On the NFC front, the biggest rival to Isis is Google Wallet, a payment system that has the advantage of coming to market earlier, but has worryingly failed to make any impact. Isis will have the advantage of being owned by three leading carriers, while Google Wallet is partnered with only Sprint.
Ever since NFC came to being, there have been many in the media ready to proclaim cash and card payments as being “dead”. However, with so many safety concerns surrounding mobile payments, our current favored methods of paying for goods shouldn’t be looking over their shoulders just yet.

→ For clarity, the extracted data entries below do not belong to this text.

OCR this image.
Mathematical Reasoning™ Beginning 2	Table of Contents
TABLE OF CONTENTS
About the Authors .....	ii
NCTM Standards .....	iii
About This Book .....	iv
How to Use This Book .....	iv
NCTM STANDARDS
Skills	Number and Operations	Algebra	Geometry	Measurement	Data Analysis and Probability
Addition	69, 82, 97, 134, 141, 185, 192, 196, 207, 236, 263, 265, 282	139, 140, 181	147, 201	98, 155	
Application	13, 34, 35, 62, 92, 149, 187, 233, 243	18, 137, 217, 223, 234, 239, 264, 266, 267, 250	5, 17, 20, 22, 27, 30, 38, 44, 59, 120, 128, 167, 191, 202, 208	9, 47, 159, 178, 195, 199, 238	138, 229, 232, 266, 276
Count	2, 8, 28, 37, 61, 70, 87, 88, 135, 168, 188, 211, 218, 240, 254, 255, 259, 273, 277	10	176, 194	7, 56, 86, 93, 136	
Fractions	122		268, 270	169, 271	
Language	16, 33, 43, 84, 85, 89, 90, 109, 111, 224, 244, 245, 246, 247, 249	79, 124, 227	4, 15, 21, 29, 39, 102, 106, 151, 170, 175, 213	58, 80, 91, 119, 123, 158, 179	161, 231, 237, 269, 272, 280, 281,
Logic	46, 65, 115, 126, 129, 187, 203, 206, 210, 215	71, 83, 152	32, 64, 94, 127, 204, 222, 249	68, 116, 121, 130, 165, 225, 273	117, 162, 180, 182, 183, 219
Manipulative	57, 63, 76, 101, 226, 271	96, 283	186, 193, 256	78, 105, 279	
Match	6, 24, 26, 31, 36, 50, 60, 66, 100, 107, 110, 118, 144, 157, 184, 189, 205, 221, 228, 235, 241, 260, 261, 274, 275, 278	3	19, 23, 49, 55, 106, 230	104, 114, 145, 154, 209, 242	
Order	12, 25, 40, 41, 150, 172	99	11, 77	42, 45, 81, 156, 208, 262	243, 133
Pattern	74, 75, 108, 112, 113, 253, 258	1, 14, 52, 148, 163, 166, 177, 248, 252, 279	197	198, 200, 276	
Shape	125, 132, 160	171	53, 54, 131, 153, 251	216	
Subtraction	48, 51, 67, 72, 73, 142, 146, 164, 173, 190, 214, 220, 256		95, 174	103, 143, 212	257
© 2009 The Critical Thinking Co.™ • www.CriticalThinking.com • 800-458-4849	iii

Swiping credit cards is something we have done, and trusted, for years, and does not require much more effort than swiping a phone. Also, while using cash is never totally a secure way of paying for things, it requires a person to physically approach you and take your money. Mobile payments have people scared of identity theft. As founder of Javelin Strategy and Research Jim Van Dyke says in an interview with Bankrate.com, “Before America starts paying for everything via their mobile phones; there are some bugs that need to get ironed out. The biggest one is security, people think about safety and identity theft and all that all the time.”
He goes on, “Right now, there are major vulnerabilities in some mobile payments systems that could make customers reluctant to use them. That’s particularly true of the mobile apps that retailers such as Starbucks have created. When you have a phone with a Starbucks payment app, generally speaking that thing is in the ‘on’ position all the time.”
“It’s like walking through a parking lot and that car’s engine is running all the time and it is open. So if you leave your phone around and, assuming it is not password-protected, that app is ready for you to just charge away.”
When it launches next month, there is certainly room for Isis to exist in the mobile payments realm; however, becoming a success is far from guaranteed.